Sarah Scazzi: la famiglia dov’era?

Donne Add comments

Credo che la triste storia di Sarah Scazzi, trovata morta la notte scorsa, si possa racchiudere in queste poche righe tratte dall’articolo del Corriere della Sera:

Alcuni episodi rivelano che all’interno della famiglia in molti erano a conoscenza delle morbose attenzioni dello zio nei confronti di Sarah, ma finora non avevano parlato. Infatti la madre della vittima accusa anche sua sorella, moglie dello zio assassino, e sua figlia: «Mia sorella Cosima e mia nipote Valentina lo sapevano». Ma forse anche la cugina Sabrina, che Sarah considerava una sorella maggiore, sapeva qualcosa se, come sembra, avevano litigato il giorno prima della scomparsa di Sarah non per gelosia per un ragazzo, ma per le attenzioni che lo zio aveva nei confronti della nipote, la quale aveva chiesto aiuto o un chiarimento proprio alla cugina.

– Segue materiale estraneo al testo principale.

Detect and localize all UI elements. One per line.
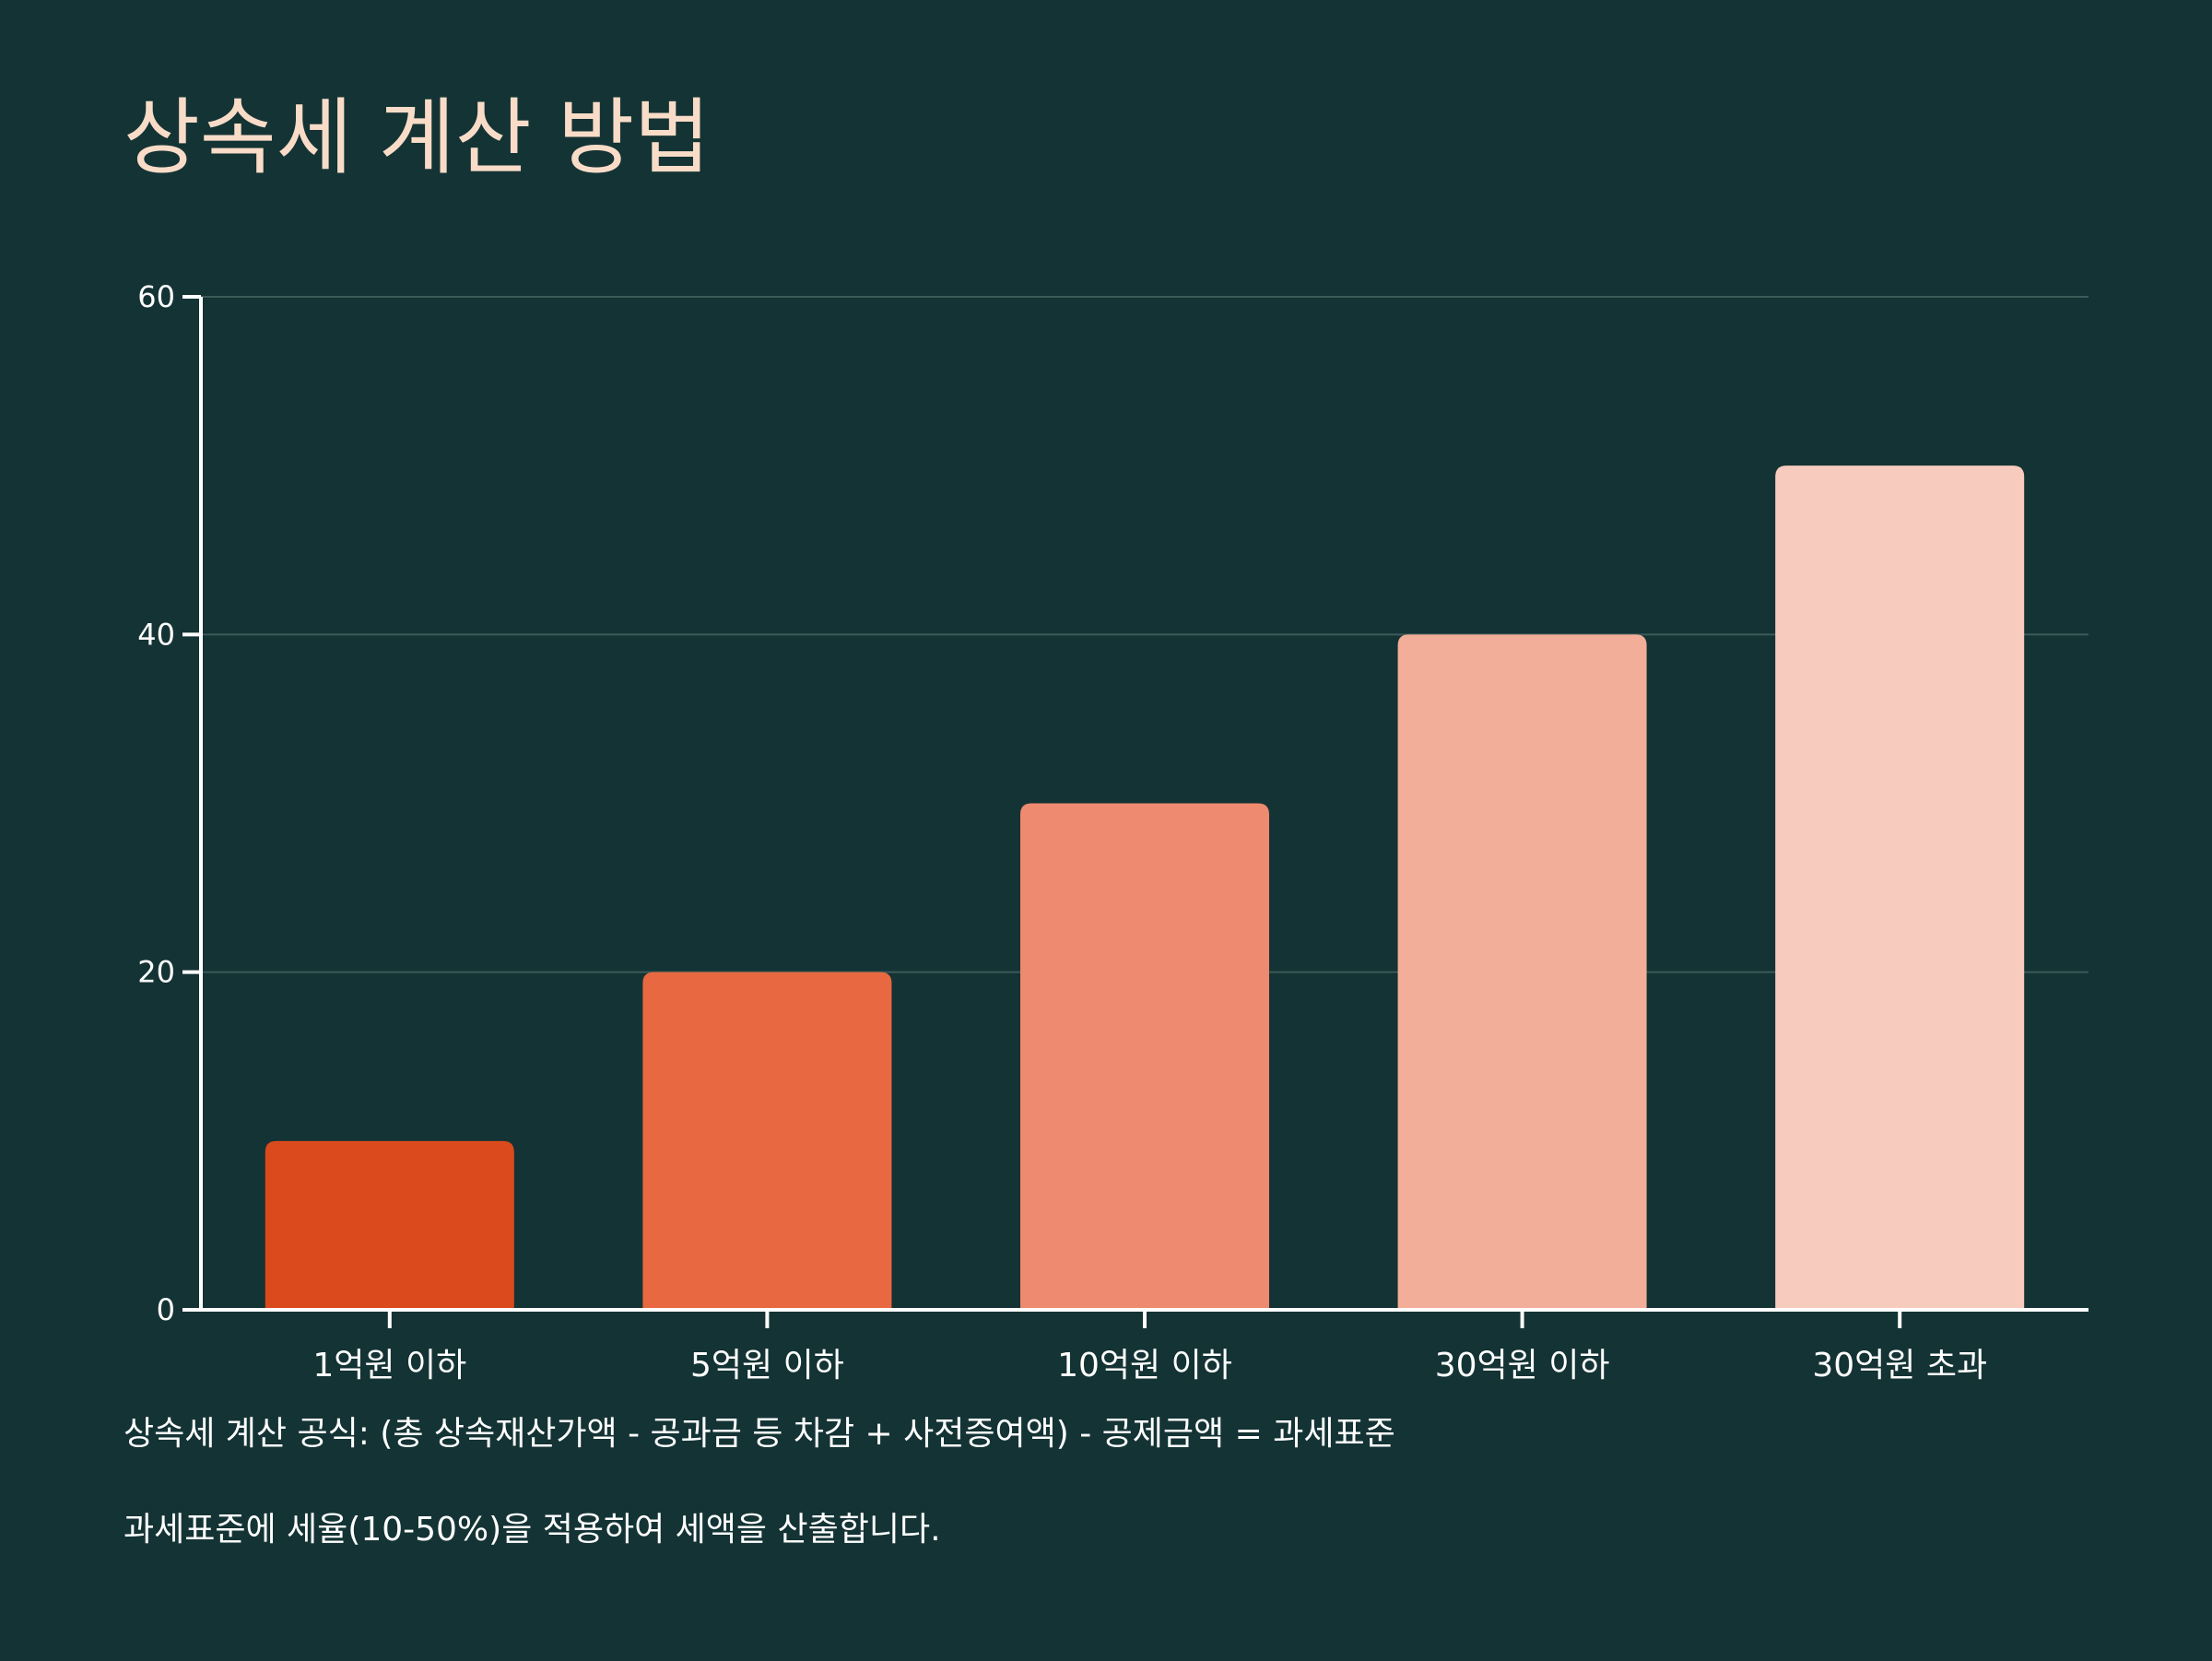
x-tick-label-3: 10억원 이하 (1057, 1347, 1232, 1384)
bar-1 (265, 1140, 514, 1310)
bar-4 (1397, 634, 1647, 1310)
x-tick-label-2: 5억원 이하 (690, 1347, 844, 1384)
bar-2 (642, 972, 892, 1310)
x-tick-label-4: 30억원 이하 (1435, 1347, 1610, 1384)
chart-title: 상속세 계산 방법 (124, 89, 711, 186)
y-tick-label-20: 20 (137, 955, 175, 990)
formula-note: 상속세 계산 공식: (총 상속재산가액 - 공과금 등 차감 + 사전증여액)… (124, 1415, 1395, 1453)
bar-5 (1775, 465, 2025, 1311)
axes (182, 295, 2088, 1328)
x-tick-label-1: 1억원 이하 (312, 1347, 466, 1384)
y-tick-label-40: 40 (137, 617, 175, 652)
x-tick-label-5: 30억원 초과 (1812, 1347, 1987, 1384)
bar-chart: 0 20 40 60 1억원 이하 5억원 이하 10억원 이하 30억원 이하 30억원 초과 (137, 279, 2088, 1384)
y-tick-label-0: 0 (157, 1292, 175, 1327)
tick-labels: 0 20 40 60 1억원 이하 5억원 이하 10억원 이하 30억원 이하 30억원 초과 (137, 279, 1987, 1384)
y-tick-label-60: 60 (137, 279, 175, 314)
bar-3 (1020, 803, 1269, 1310)
rate-note: 과세표준에 세율(10-50%)을 적용하여 세액을 산출합니다. (124, 1511, 941, 1549)
bars (265, 465, 2025, 1311)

Non voglio mettere in secondo piano il ruolo dello zio, assassino vile e disgustoso, ma queste parole dovrebbero far riflettere. A stare zitti e a fare finta di nulla sono tutti molto bravi, ma questo poi è il logico risultato della loro vigliaccheria.

2 Responses to “Sarah Scazzi: la famiglia dov’era?”

  1. Angela Says:

    Se sai e non parli sei altrettanto colpevole. Dovevano parlare fin dall’inizio, quando lo zio mostro ha cominciato le molestie. Forse oggi Sarah sarebbe ancora viva.

  2. Giovanni Says:

    La famiglia in un certo senso è una sorta di sistema chiuso e autoreferenziale; le dinamiche assomigliano alle dinamiche di gruppo che si possono osservare in certe società (tribali, ma anche “contemporanee”) particolarmente arretrate: il collettivo è tutto, l’individuo è niente, non conta nulla di fronte alle esigenze della comunità. Trionfa l’omertà e il conformismo, e spesso le vittime di eventuali abusi o ingiustizie passano automaticamente dalla parte del torto.
    In contesti simili la denuncia viene considerata come minimo una vergogna, un’infamia, ecco perché è così rara.